Now using a proper logging system and error handling system (Sentry) to proactively catch errors and fix them even without a bug report

Last year we were depending on users to report bugs and errors. This year, we are using a proper logging system (Sentry) to proactively catch errors and fix them even without a bug report. This will allow us to catch errors before they become a problem and fix them before they become a problem. This will help reduce the probability of major bugs going unnoticed and causing downtime or a reduced user experience.

Improved API coverage to reduce the number of requests needed to get the same data, reducing load and improving performance

Previously, it took hundreds of API calls to get the basic information needed to render the volunteer registration system. This year, it has been drastically improved to 3 API calls. This will reduce the load on the server and improve performance.

Improved API error handling to provide more useful error messages

Previously, the API would return a generic error message if something went wrong. This year, the API will return a more useful error message that will help know what went wrong and how to fix it, as well as providing the user with a reason that something went wrong.

Revamped onboarding experience after a user clicks register

From the moment a user clicks register, we register their information in the database, claim the shifts they have registered for, and send them an email and text with detailed information about the event and their registration, as well as a link for them to view their registration.

Rewritten email handler to send more accurate, readable, and beautiful emails

Last year emails were positively okay. They showed all the necessary information, but everything was text-based and hard to understand. This year we are using a new custom email handler that sends emails with a beautiful HTML template that is easy to read and understand, as well as a link to view the same information in a browser.

Implemented a database migration strategy to allow for database schema updates without the risk of downtime or data loss

Last year, we had to manually update the database schema and manually migrate the data. This year, we are using a database migration strategy that allows us to update the database schema without the risk of downtime or data loss.
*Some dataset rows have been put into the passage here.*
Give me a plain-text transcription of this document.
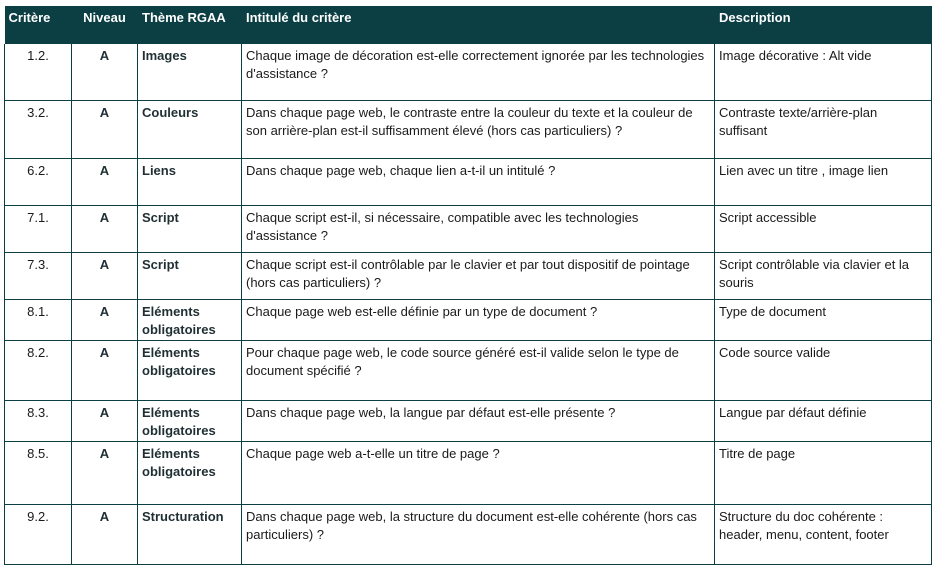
Critère	Niveau	Thème RGAA	Intitulé du critère	Description
1.2.	A	Images	Chaque image de décoration est-elle correctement ignorée par les technologies d'assistance ?	Image décorative : Alt vide
3.2.	A	Couleurs	Dans chaque page web, le contraste entre la couleur du texte et la couleur de son arrière-plan est-il suffisamment élevé (hors cas particuliers) ?	Contraste texte/arrière-plan suffisant
6.2.	A	Liens	Dans chaque page web, chaque lien a-t-il un intitulé ?	Lien avec un titre , image lien
7.1.	A	Script	Chaque script est-il, si nécessaire, compatible avec les technologies d'assistance ?	Script accessible
7.3.	A	Script	Chaque script est-il contrôlable par le clavier et par tout dispositif de pointage (hors cas particuliers) ?	Script contrôlable via clavier et la souris
8.1.	A	Eléments obligatoires	Chaque page web est-elle définie par un type de document ?	Type de document
8.2.	A	Eléments obligatoires	Pour chaque page web, le code source généré est-il valide selon le type de document spécifié ?	Code source valide
8.3.	A	Eléments obligatoires	Dans chaque page web, la langue par défaut est-elle présente ?	Langue par défaut définie
8.5.	A	Eléments obligatoires	Chaque page web a-t-elle un titre de page ?	Titre de page
9.2.	A	Structuration	Dans chaque page web, la structure du document est-elle cohérente (hors cas particuliers) ?	Structure du doc cohérente : header, menu, content, footer
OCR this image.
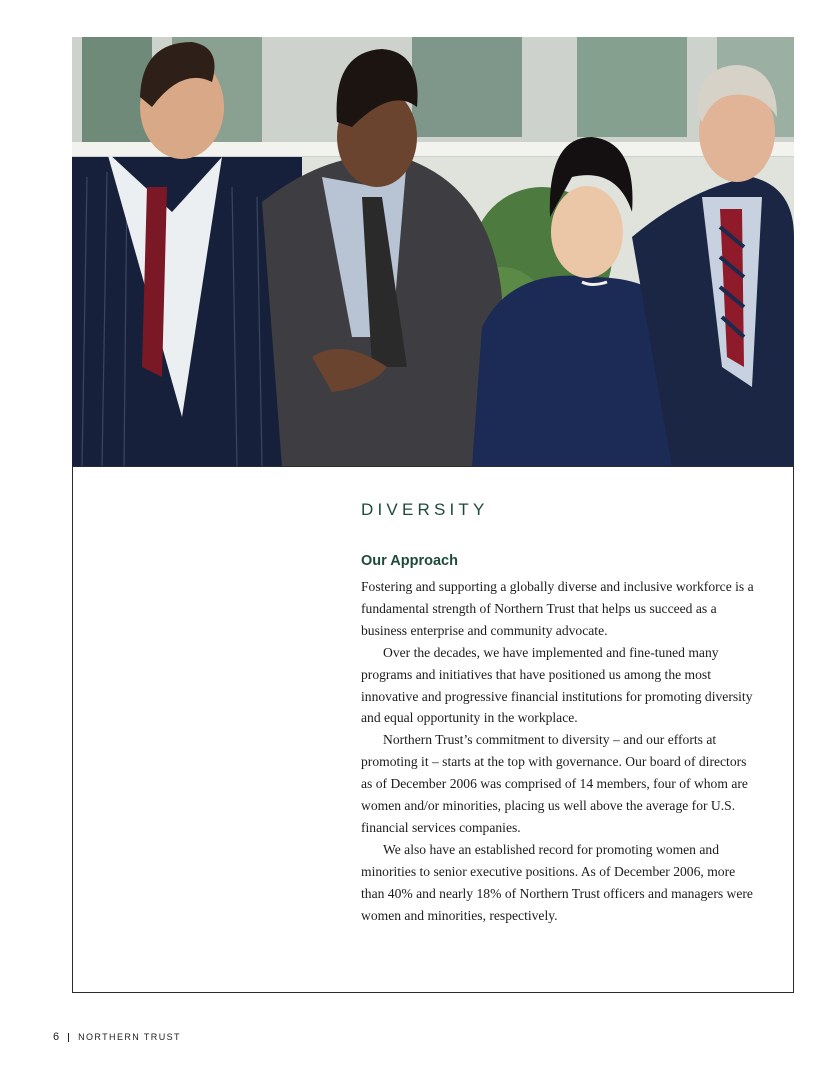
DIVERSITY
Our Approach

Fostering and supporting a globally diverse and inclusive workforce is a fundamental strength of Northern Trust that helps us succeed as a business enterprise and community advocate.

Over the decades, we have implemented and fine-tuned many programs and initiatives that have positioned us among the most innovative and progressive financial institutions for promoting diversity and equal opportunity in the workplace.

Northern Trust’s commitment to diversity – and our efforts at promoting it – starts at the top with governance. Our board of directors as of December 2006 was comprised of 14 members, four of whom are women and/or minorities, placing us well above the average for U.S. financial services companies.

We also have an established record for promoting women and minorities to senior executive positions. As of December 2006, more than 40% and nearly 18% of Northern Trust officers and managers were women and minorities, respectively.

6 NORTHERN TRUST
Implemented hourly data backups to prevent data loss in the event of a database or app failure

This year we are starting to back-up data. The data will be backed up on the application server, the database server, and a storage bucket, allowing for both automatic and manual recovery in the event of a database or app failure.

Implemented uptime monitoring to notify me if the app goes down

I have added the volunteer registration system to my uptime monitoring system, which will notify me if the app goes down. This will allow me to quickly fix the issue and get the app back up and running.

Added a check at the beginning of the registration process to ensure that the server is healthy and ready to accept new users

This will prevent users from spending the time to register only to find out that the server is down or not ready to accept new users.

Implemented automated cloud build and deployment to improve the time-to-production of new features

This year I implemented a GitHub action to build the docker container and automatically deploy it to the Kubernetes cluster. This will allow me to quickly deploy new features and fixes to the production environment.

Implemented automated internal testing to ensure that new features don’t break existing functionality

This year I implemented a testing library that will automatically run tests on the backend to ensure that new features don’t break existing functionality.

Remaining steps

The only big step that is left is to implement an admin panel. This will allow us to view, manage, and edit volunteers and shifts without messing with the database directly. This will also allow us to view and manage the data in a more user-friendly way.